Adrian Bejan (2019) proposes that the rate at which we process these stimuli tends to change as we age due to the physical wear and tear of the brain. We also develop more complex neural networks, like how a small town transforms into a megacity over a few decades and develops traffic problems that didn’t exist earlier. Yes, I am looking at you Bangalore. The overlap increases the time taken for a neural signal to travel across these pathways. Therefore, we are accommodating for ‘mind time’ to catch up with physical time, which in retrospect, feels like time has been moving faster.

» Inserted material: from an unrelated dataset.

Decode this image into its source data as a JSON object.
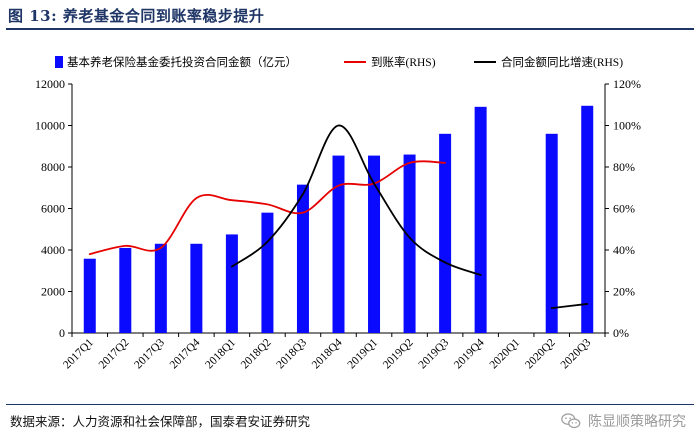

This also explains why summer vacations in primary school felt endless, but even a four-day weekend seemed to go by in the blink of an eye.

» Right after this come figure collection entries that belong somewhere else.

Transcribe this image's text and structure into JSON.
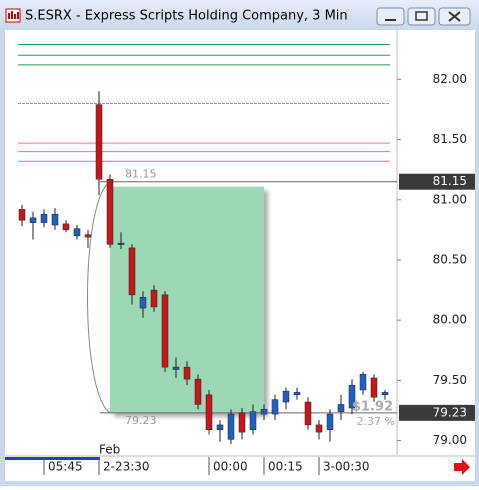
{
  "window": {
    "title": "S.ESRX - Express Scripts Holding Company, 3 Min"
  },
  "chart_data": {
    "type": "candlestick",
    "open": [
      80.92,
      80.81,
      80.81,
      80.79,
      80.8,
      80.7,
      80.71,
      81.79,
      81.17,
      80.63,
      80.6,
      80.1,
      80.25,
      80.21,
      79.59,
      79.61,
      79.51,
      79.38,
      79.09,
      79.01,
      79.23,
      79.09,
      79.22,
      79.22,
      79.32,
      79.38,
      79.32,
      79.13,
      79.09,
      79.24,
      79.27,
      79.42,
      79.52,
      79.38
    ],
    "high": [
      80.96,
      80.9,
      80.92,
      80.93,
      80.83,
      80.79,
      80.75,
      81.9,
      81.21,
      80.73,
      80.63,
      80.24,
      80.29,
      80.24,
      79.69,
      79.66,
      79.55,
      79.42,
      79.17,
      79.26,
      79.27,
      79.3,
      79.3,
      79.38,
      79.44,
      79.44,
      79.36,
      79.17,
      79.26,
      79.38,
      79.51,
      79.57,
      79.55,
      79.42
    ],
    "low": [
      80.78,
      80.67,
      80.77,
      80.75,
      80.73,
      80.67,
      80.6,
      81.04,
      80.6,
      80.59,
      80.13,
      80.02,
      80.07,
      79.57,
      79.52,
      79.46,
      79.26,
      79.05,
      78.99,
      78.97,
      79.01,
      79.05,
      79.17,
      79.17,
      79.26,
      79.34,
      79.09,
      79.01,
      78.99,
      79.17,
      79.22,
      79.38,
      79.32,
      79.34
    ],
    "close": [
      80.83,
      80.85,
      80.88,
      80.88,
      80.75,
      80.76,
      80.69,
      81.17,
      80.63,
      80.64,
      80.21,
      80.19,
      80.11,
      79.61,
      79.61,
      79.51,
      79.3,
      79.09,
      79.13,
      79.22,
      79.07,
      79.24,
      79.26,
      79.34,
      79.41,
      79.4,
      79.13,
      79.07,
      79.22,
      79.3,
      79.46,
      79.55,
      79.36,
      79.4
    ],
    "up_color": "#1f5fbf",
    "down_color": "#c8161d",
    "ylim": [
      78.88,
      82.41
    ],
    "yticks": [
      {
        "value": 79,
        "label": "79.00"
      },
      {
        "value": 79.5,
        "label": "79.50"
      },
      {
        "value": 80,
        "label": "80.00"
      },
      {
        "value": 80.5,
        "label": "80.50"
      },
      {
        "value": 81,
        "label": "81.00"
      },
      {
        "value": 81.5,
        "label": "81.50"
      },
      {
        "value": 82,
        "label": "82.00"
      }
    ],
    "x_labels": [
      {
        "index": 2,
        "label": "05:45"
      },
      {
        "index": 7,
        "label": "2-23:30"
      },
      {
        "index": 17,
        "label": "00:00"
      },
      {
        "index": 22,
        "label": "00:15"
      },
      {
        "index": 27,
        "label": "3-00:30"
      }
    ],
    "month_label": "Feb",
    "levels": [
      {
        "value": 82.29,
        "color": "#1d9a5c"
      },
      {
        "value": 82.2,
        "color": "#1d9a5c"
      },
      {
        "value": 82.12,
        "color": "#1d9a5c"
      },
      {
        "value": 81.8,
        "color": "#999999"
      },
      {
        "value": 81.47,
        "color": "#e070b8"
      },
      {
        "value": 81.4,
        "color": "#e070b8"
      },
      {
        "value": 81.32,
        "color": "#e070b8"
      }
    ],
    "price_markers": [
      {
        "value": 81.15,
        "label": "81.15"
      },
      {
        "value": 79.23,
        "label": "79.23"
      }
    ],
    "zone": {
      "start": 8,
      "end": 22,
      "color": "#9dd8b4"
    },
    "change": {
      "value": 1.92,
      "label": "$1.92"
    },
    "change_pct": {
      "value": 2.37,
      "label": "2.37 %"
    }
  }
}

Time did not slow down for us, nor did we catch up with it. Time simply stayed the same while our brains began perceiving it differently. Summers didn’t get shorter (no thanks to global warming) but simply stopped being vacations. Our understanding of the world grows and prunes with every new information. Given its physical manifestation and subsequent emotional reactions, some information tends to bring new hope to lives. Hope that we love to label as beginnings. Conversely, some negativity needs to be put to rest and given conclusions. Conclusions we call endings.
The calendar does not accommodate each of these beginnings or endings. But it does what Time loves to do - repeat itself. So we celebrate repetitions of physical time; birthdays, anniversaries, and New Year's. The mind time, however, continues to persevere through multiple endings and beginnings regardless of its duration measurements. I believe that, ultimately, our brain dictates how we tell time and takes delicate measures to give us hopeful beginnings even in the most dreadful endings.